Teenage Cult Fiction

Here are three teen novels that deal with cults:

Fahy, Thomas Richard. The Unspoken.
New York: Simon & Schuster Books for Young Readers, 2008.

"The bright red blood on Allison's pillow reminds her of 'Snow White' --not the watered-down Disney version with magic kisses, dwarfs named Dopey, and singing animals. The older story with a hateful queen who wants to eat a young girl's lung and liver. The one that ends when the queen is torched to death in red-hot iron slippers."
Even though The Unspoken is only 166 pages long--and it has a fantastic opening paragraph--I only got halfway through the book. To be fair, I'm not a big fan of horror stories.

Yolen, Jane, and Bruce Coville. Armageddon Summer. San Diego, Calif: Harcourt Brace, 1998.
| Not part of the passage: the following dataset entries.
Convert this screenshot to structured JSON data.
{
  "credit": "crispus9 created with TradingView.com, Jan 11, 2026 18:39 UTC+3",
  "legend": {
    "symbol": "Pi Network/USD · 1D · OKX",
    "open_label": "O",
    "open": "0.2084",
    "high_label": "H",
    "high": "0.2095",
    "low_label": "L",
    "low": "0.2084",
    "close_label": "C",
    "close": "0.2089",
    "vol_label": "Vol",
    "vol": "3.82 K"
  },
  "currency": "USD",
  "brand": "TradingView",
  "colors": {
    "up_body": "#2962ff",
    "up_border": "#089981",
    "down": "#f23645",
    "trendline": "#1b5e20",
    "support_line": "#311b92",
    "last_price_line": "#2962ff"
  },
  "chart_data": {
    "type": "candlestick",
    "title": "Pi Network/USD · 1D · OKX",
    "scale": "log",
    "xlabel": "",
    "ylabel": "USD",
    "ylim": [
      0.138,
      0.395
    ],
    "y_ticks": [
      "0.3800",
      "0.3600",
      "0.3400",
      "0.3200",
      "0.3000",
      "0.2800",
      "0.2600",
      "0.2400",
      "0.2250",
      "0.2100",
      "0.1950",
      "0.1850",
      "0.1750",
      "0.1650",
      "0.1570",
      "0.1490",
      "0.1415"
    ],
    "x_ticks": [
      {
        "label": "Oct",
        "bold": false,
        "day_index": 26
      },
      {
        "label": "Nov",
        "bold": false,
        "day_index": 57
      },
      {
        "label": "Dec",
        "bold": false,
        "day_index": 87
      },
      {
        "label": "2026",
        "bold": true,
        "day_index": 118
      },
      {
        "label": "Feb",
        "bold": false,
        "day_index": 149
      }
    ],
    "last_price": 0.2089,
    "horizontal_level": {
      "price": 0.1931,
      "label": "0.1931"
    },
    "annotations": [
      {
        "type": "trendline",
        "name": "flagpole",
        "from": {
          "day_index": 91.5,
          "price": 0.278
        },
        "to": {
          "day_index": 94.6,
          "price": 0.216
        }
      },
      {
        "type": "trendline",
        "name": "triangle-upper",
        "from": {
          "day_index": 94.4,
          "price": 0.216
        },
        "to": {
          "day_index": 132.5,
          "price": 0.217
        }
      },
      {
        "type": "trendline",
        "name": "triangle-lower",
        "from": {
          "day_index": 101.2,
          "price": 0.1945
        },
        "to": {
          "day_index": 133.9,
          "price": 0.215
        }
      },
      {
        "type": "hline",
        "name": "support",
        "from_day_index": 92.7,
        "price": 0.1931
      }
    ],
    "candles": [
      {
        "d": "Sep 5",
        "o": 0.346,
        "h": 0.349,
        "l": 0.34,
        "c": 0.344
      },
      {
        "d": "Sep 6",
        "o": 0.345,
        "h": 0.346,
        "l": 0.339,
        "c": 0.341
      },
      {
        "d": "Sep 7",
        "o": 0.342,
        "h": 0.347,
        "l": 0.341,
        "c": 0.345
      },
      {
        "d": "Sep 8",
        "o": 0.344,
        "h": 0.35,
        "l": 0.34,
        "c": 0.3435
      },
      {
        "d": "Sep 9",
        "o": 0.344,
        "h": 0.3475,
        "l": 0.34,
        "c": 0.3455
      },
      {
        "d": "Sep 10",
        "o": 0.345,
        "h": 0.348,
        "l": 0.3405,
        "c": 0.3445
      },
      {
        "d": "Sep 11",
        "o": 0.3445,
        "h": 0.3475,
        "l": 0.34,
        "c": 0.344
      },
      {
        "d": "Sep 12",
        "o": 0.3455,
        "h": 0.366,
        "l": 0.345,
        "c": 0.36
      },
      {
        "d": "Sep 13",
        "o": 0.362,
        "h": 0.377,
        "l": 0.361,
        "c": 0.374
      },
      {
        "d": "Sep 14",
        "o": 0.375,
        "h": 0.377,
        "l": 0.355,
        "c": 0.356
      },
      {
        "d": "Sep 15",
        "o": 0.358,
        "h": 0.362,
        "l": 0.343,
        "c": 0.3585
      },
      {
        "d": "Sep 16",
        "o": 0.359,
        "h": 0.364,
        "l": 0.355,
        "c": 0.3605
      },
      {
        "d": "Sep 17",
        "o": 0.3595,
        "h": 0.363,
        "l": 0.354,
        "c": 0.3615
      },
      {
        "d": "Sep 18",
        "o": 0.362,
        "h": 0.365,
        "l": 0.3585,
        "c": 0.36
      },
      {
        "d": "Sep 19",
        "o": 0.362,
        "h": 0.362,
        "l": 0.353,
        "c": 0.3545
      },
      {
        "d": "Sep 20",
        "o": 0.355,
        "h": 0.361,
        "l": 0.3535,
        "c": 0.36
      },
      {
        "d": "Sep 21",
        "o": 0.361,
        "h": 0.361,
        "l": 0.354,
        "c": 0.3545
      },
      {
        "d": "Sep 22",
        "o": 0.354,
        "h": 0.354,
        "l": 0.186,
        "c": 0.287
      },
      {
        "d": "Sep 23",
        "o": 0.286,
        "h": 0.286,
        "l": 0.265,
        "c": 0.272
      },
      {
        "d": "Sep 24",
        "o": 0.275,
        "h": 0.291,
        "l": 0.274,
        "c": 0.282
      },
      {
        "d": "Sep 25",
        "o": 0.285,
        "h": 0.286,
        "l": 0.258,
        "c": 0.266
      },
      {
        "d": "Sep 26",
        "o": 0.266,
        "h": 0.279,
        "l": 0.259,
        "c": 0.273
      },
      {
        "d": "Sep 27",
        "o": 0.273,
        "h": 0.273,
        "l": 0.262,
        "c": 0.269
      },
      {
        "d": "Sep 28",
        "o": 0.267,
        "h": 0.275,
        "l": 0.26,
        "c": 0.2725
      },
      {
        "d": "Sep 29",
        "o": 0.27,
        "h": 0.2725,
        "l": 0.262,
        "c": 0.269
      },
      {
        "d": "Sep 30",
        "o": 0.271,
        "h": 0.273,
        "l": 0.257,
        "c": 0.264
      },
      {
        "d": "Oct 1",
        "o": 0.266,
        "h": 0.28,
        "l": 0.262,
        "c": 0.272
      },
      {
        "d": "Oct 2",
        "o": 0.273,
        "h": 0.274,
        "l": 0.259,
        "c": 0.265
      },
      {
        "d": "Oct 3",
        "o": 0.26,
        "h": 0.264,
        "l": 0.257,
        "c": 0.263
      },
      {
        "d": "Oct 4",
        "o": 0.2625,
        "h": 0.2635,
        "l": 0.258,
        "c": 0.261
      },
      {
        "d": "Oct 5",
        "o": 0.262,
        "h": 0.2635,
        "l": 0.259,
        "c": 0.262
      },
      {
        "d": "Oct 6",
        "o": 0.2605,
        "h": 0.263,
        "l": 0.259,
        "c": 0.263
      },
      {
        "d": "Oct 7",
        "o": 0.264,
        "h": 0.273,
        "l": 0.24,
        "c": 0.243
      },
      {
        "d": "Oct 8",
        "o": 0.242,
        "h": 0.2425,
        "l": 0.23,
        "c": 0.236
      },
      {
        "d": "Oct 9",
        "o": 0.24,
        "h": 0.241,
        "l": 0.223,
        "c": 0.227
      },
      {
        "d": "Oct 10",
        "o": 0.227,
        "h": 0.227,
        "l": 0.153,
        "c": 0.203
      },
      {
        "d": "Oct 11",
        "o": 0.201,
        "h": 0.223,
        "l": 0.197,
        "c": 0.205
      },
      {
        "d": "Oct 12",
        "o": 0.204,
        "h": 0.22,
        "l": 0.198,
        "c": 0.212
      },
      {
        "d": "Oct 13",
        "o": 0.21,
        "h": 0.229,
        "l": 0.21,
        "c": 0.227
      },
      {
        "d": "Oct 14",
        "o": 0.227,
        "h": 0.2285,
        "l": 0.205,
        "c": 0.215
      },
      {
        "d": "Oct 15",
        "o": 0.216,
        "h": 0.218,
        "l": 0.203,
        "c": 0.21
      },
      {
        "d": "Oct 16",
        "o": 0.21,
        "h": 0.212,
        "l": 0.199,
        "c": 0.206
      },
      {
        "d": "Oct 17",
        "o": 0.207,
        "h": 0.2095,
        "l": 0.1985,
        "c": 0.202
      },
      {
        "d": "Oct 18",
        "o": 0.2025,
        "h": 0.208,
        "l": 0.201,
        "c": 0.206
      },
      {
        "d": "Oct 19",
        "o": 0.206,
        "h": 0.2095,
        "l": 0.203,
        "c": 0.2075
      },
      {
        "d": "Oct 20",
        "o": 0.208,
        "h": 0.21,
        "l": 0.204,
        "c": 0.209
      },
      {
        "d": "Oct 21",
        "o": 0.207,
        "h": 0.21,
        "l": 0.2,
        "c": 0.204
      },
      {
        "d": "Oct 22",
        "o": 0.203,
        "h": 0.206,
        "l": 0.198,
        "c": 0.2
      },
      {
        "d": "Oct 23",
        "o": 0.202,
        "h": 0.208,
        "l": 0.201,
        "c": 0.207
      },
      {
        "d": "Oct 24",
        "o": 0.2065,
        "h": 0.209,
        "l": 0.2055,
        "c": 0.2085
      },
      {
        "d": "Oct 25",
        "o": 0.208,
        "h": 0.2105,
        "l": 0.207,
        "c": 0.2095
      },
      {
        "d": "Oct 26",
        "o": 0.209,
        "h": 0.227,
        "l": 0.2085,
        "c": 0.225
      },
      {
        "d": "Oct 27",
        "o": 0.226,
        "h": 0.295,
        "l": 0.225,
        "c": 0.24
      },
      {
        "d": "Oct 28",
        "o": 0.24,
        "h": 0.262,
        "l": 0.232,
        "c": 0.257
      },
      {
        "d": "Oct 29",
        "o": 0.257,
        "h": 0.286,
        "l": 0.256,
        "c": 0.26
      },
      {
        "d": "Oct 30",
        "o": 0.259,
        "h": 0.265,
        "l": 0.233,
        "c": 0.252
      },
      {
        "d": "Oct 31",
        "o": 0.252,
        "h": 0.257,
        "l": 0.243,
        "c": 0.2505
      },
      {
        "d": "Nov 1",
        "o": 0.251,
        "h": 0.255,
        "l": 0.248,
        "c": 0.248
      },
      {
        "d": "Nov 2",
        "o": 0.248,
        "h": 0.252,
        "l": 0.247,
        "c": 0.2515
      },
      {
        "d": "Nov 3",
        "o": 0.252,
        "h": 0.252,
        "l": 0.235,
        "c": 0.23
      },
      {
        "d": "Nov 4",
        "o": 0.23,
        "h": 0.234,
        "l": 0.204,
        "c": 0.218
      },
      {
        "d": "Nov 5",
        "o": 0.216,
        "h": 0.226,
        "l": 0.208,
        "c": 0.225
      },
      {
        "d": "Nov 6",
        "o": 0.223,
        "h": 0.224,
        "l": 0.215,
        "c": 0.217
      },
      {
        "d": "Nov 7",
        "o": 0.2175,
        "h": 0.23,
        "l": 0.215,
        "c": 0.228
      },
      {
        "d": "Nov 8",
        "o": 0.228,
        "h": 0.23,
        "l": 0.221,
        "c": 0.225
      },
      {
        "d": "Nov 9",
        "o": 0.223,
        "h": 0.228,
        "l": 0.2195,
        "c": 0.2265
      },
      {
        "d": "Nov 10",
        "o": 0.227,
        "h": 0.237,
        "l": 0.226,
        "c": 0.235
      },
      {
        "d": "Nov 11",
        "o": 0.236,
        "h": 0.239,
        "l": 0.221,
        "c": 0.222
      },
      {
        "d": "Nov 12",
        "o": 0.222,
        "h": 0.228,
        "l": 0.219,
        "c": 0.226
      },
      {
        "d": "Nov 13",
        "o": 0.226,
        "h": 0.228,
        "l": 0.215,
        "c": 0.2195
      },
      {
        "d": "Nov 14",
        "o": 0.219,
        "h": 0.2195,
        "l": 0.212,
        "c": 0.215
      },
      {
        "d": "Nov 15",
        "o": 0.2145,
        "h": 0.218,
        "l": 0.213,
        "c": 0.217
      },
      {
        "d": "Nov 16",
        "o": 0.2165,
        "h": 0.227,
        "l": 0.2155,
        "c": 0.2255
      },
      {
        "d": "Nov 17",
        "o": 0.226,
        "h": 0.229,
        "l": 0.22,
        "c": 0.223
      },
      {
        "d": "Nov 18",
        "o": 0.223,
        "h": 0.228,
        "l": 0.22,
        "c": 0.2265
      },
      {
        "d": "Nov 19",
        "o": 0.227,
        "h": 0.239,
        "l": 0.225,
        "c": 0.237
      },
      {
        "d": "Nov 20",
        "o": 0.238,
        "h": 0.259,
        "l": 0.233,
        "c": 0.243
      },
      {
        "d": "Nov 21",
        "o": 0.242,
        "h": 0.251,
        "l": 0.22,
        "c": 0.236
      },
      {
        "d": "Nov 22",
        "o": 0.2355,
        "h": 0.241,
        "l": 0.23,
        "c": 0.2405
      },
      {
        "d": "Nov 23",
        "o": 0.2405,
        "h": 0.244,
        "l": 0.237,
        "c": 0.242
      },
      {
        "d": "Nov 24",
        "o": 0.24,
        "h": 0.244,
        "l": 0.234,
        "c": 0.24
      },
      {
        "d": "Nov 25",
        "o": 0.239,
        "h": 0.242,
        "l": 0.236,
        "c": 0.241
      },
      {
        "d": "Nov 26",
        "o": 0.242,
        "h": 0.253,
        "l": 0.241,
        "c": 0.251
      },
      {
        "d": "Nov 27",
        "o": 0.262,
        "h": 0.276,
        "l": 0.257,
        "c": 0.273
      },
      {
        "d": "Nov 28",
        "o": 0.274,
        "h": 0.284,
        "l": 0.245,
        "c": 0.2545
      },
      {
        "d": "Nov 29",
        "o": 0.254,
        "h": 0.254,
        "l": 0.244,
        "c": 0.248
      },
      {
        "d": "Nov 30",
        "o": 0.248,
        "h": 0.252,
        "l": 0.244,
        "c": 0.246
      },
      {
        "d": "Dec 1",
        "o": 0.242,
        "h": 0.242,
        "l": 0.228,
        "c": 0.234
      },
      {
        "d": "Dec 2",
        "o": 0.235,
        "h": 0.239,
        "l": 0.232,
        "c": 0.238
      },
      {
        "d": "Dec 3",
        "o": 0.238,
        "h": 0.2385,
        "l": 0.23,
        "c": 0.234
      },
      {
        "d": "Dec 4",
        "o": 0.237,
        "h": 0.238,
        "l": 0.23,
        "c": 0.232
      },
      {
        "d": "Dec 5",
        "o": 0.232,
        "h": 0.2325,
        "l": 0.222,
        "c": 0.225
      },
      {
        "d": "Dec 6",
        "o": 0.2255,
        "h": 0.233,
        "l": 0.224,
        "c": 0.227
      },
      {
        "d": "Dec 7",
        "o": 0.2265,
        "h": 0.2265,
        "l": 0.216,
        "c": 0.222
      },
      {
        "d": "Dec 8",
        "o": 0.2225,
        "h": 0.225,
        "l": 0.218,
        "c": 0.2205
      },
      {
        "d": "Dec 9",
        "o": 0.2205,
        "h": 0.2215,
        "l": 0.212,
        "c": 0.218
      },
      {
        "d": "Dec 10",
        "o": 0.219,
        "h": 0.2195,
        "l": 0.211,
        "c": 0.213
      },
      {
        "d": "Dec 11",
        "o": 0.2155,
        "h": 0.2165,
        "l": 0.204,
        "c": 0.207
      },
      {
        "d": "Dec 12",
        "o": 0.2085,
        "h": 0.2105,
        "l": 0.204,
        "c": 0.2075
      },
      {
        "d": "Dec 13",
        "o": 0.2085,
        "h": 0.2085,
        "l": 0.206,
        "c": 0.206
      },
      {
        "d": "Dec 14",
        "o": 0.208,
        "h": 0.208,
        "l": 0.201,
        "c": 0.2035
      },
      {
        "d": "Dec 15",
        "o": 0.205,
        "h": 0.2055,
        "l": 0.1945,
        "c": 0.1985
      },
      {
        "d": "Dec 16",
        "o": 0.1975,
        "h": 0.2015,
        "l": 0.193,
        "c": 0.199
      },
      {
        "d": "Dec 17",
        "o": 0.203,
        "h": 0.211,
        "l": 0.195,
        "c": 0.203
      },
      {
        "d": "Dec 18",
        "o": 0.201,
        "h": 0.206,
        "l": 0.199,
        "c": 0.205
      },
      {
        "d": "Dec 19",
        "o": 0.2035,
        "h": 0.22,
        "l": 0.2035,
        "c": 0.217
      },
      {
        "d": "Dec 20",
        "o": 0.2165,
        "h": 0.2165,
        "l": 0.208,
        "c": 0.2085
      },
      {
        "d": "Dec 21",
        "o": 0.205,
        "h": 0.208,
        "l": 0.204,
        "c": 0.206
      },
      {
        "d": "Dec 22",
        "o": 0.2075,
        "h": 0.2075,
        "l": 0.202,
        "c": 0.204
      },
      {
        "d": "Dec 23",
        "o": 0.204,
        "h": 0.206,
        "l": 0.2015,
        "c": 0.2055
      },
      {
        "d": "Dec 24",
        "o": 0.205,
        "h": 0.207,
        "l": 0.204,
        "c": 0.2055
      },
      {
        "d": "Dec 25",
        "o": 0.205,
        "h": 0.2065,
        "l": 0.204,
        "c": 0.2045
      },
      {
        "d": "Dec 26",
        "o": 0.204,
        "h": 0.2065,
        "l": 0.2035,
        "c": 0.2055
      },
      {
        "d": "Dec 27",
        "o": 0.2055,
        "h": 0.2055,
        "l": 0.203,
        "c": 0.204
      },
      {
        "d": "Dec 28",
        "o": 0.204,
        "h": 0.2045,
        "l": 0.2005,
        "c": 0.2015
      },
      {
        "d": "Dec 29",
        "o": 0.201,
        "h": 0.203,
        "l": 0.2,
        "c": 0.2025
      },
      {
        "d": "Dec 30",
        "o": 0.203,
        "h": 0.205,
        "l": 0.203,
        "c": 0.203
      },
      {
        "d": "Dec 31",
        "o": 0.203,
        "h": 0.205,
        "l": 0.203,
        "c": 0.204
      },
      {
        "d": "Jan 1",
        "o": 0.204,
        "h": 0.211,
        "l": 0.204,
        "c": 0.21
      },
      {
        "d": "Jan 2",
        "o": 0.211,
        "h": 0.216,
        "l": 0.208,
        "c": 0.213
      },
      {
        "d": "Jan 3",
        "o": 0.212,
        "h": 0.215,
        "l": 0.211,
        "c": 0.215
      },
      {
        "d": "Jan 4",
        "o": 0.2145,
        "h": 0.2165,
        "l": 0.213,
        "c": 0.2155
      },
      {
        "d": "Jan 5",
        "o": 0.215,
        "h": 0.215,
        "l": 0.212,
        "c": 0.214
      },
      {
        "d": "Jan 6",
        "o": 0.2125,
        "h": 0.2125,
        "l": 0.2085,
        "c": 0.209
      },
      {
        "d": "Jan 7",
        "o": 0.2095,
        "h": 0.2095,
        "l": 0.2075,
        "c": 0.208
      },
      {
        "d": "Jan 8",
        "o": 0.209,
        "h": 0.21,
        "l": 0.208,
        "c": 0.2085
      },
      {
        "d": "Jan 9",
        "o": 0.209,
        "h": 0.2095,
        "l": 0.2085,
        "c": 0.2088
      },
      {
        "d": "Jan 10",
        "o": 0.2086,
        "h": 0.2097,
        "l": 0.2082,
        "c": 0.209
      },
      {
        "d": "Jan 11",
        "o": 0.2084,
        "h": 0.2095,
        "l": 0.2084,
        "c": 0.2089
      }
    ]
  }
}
Two teenagers are dragged along by their parents to a separatist militia camp to await the end of the world. Armageddon Summer is a good book, but a little dated.

Haddix, Margaret Peterson. Leaving Fishers. Paw Prints, 2008.
New kid in town, Dorry Stephens, is lured into joining a religious youth group that turns out to be more of a cult than a church. If you liked the Family Guy episode, Chitty Chitty Death Bang, you will love Leaving Fishers.